São Paulo – Le président du Tribunal électoral supérieur (TSE), le ministre Alexandre de Moraes, a ordonné à Telegram la « suppression immédiate » des groupes bolsonaristes pour incitation à la violence, entre autres illégalités. La décision intervient après un rapport du Agence publique qui a exposé les activités des participants de ces groupes, sous la coordination du soi-disant président d’Accelera para Cristo, Jackson Villar. Après la publication, le réalisateur et monteur Thiago Domenici a commencé à subir des menaces.
Dans la décision, Moraes cite l’exclusion des groupes « 70 Milhões eu Voto Bolsonaro Nova Direita » et une version « numéro 2 » du même nom. Selon le ministre, ils sont utilisés pour « la pratique d’actes criminels et d’atteintes à l’État de droit démocratique ». Le journaliste de Publique rappelle qu’il existe encore deux groupes actifs : « Canal Nova Direita #70millions #OBrasilemBrasilia» et « Lettre de Bolsonaro ». Les membres des publications supprimées migreraient même vers eux.

« Casser les gauchistes comme une chienne »
Jackson Villar a tenté cette année de se présenter comme député fédéral de São Paulo par les républicains, mais son nom a été rejeté. C’est le même parti que le candidat au poste de gouverneur Tarcísio de Freitas. Pas plus tard qu’hier, Domenici a remis en question la relation de l’activiste avec le candidat, qui a des photos ensemble et des enregistrements pour la propagande électorale. Organisateur de motos en juin 2021, il apparaît également sur des photos avec d’autres représentants du bolsonarisme, comme l’ancien ministre et député élu Ricardo Salles. Dans les enregistrements obtenus par Pública, il parle, par exemple, de « casser des gauchistes dans le coq » et de « casser l’urne électronique dans le bâton ».
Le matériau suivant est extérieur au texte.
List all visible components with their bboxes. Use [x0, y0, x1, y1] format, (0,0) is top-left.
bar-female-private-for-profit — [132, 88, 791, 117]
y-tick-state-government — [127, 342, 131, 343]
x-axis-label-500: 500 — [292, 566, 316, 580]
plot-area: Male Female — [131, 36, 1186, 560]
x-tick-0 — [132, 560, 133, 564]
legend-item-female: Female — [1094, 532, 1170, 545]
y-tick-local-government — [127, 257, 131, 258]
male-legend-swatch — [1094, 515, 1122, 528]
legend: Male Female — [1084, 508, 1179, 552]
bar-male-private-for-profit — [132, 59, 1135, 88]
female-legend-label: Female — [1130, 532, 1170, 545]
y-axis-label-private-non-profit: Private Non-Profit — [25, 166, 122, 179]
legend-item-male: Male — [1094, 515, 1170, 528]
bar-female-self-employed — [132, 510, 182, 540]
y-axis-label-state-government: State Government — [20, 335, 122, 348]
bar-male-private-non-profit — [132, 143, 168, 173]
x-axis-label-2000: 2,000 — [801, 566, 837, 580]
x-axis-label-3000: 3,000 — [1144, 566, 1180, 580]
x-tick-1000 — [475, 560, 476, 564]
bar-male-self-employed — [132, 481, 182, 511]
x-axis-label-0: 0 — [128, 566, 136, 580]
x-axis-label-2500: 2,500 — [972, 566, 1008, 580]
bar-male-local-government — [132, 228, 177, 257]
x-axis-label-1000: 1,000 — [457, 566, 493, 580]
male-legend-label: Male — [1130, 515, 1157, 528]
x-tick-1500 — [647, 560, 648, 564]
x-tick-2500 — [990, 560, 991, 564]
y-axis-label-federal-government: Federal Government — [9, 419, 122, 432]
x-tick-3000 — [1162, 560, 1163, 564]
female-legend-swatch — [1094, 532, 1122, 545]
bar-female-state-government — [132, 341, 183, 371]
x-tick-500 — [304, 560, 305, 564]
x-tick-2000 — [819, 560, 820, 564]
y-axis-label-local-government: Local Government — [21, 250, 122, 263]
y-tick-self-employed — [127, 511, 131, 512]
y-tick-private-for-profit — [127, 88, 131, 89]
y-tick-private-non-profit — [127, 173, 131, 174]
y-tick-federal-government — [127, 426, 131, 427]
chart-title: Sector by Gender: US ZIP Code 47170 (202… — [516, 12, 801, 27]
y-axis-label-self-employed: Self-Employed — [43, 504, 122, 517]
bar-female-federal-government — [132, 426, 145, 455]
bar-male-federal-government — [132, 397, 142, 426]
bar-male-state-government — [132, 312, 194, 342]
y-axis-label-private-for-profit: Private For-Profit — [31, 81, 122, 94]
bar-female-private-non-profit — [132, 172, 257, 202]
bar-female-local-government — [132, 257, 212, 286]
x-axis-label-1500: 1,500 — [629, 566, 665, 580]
L’Association brésilienne du journalisme d’investigation (Abraji) a exprimé sa solidarité avec le journaliste et le Publique, créé il y a 11 ans. « Abraji exhorte les autorités publiques à garantir la sécurité de Thiago Domenici et à enquêter sur les groupes organisés qui menacent et incitent à la violence contre les journalistes. Les attaques d’aujourd’hui (hier) constituent une atteinte à la liberté de la presse, qui traverse le moment le plus sombre depuis la redémocratisation du pays », déclare l’entité.